Happy Monday, CALS colleagues,
This week, we conclude the semester and take a deep breath as we head into the wonders of summer. Our students are so ready to commence – some to summer work and opportunities before coming back in the fall, and others to graduation exercises and the next stage in their lives and careers. It’s a fantastically wonderful place we get to inhabit here in higher education to help people learn, to engage in discovery and to transfer knowledge to others. We make lives and livelihoods and people and communities better everywhere. It’s proud service we do, and a deep experience for our students.
I struggle when I hear people say that, after graduation, students get out into the real world. First-off – higher education is most certainly part of the real world. By some estimates, there are about 20 million students at U.S. colleges and universities, and about 3.5 million employees. That’s our industry – our enterprise. That’s most certainly a real world number of people.
And the work we do, that you do, is indeed work by any definition. Further, by suggesting that students are somehow not in the real world while here, but just taking time to pause in the midst of life, undermines the seriousness of our efforts and the demands we place on our students, and they on themselves. Let’s promote our place as central to the real world, and its continual betterment!
Last week, we had lots to celebrate and the same will go for this week!
Last week there was a terrific university reception for newly promoted tenured/tenure-track faculty, and this week the same for term faculty who have been promoted! I also had the opportunity to enjoy, with Lorraine Lanningham-Foster and many others, the panel discussion and product tasting at the conclusion of the Science and Practice of Brewing course led by Robert Brown, Jordan Funkhouser and others.
Also taking place last week was the terrific Friday evening reception in the Student Innovation Center for the first cohort of CALS Innovation and Entrepreneurship Faculty Fellows (see photos below). There was also a review meeting for the EARTH Program and Fork In The Road Station on St. John, U.S. Virgin Islands, led by Gail Nonnecke, David Acker and others – including terrific presentations by graduate students Jesse Matt (NREM), Dalena Rogers (NREM) and Lillian Nabwiire (FSHN).
This week will be the second session on the design process for the CALS rooms in the Student Innovation Center - a collaborative project with colleagues from the College of Design and support from Farm Credit Services of America.
Later this week, we’ll cap off the semester with ISU Graduate Student Commencement on Thursday evening with our own Kevin Schalinske (FSHN) as the featured speaker, CALS Convocation on Friday morning at 9 a.m. (PLEASE COME AND SEE, and be a hand-shaker/high-fiver!), and ISU Undergraduate Commencement (CALS and College of Business) on Saturday morning with featured speaker Temple Grandin! Visit the Commencement Speakers webpage for more information on the speakers.
Have a great celebratory week and launch to your academic summer season! - Dan
Scenes from CALS
Last Friday, May 5, the 2022 CALS Innovation and Entrepreneurship Faculty Fellows held a reception to recognize the accomplishments each fellow and their students made this year.
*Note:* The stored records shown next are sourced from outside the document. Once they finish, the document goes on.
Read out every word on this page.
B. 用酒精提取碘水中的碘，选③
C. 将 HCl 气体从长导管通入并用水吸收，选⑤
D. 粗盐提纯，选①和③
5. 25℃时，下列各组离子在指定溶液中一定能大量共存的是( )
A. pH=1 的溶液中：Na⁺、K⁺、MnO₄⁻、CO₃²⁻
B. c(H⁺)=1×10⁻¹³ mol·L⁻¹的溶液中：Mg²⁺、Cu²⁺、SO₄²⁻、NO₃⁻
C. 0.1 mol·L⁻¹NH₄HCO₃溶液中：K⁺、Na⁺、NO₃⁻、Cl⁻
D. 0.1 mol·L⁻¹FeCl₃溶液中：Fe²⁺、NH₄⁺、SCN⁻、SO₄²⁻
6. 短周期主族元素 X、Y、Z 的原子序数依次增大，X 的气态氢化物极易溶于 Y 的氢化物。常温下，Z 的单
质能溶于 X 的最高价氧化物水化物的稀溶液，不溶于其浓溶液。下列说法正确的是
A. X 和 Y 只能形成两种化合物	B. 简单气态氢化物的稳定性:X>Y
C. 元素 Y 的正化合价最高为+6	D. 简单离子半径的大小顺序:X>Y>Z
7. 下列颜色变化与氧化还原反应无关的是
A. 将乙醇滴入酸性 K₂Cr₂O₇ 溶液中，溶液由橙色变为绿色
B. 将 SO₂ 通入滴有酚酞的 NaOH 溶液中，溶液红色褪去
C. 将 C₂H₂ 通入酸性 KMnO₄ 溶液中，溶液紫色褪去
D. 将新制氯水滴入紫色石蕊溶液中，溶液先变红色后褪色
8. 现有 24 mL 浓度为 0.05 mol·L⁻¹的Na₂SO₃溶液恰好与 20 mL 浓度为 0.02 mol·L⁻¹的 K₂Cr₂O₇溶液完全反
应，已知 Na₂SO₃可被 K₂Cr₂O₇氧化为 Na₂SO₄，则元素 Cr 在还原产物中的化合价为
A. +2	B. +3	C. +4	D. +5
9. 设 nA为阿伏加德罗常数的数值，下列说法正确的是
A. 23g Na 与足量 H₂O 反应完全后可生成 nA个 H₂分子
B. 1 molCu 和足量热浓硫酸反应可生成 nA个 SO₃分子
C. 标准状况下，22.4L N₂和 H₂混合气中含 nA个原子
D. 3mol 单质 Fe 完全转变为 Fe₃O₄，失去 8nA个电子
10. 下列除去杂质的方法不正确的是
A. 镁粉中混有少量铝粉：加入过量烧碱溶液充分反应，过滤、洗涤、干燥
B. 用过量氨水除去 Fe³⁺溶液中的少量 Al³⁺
The cohort was comprised of nine fellows from eight departments across CALS, with projects ranging from creating robotic limbs to studying the hair of bees. Learn more about the 2022 cohort on the CALS IEFF website.
Spring is in full bloom on campus, including the many redbud trees. With spring often comes rounds of spring thunderstorms. Ames and many other parts of the state experienced another round of hail Sunday evening, bringing a collection of varying sizes of hail, as pictured.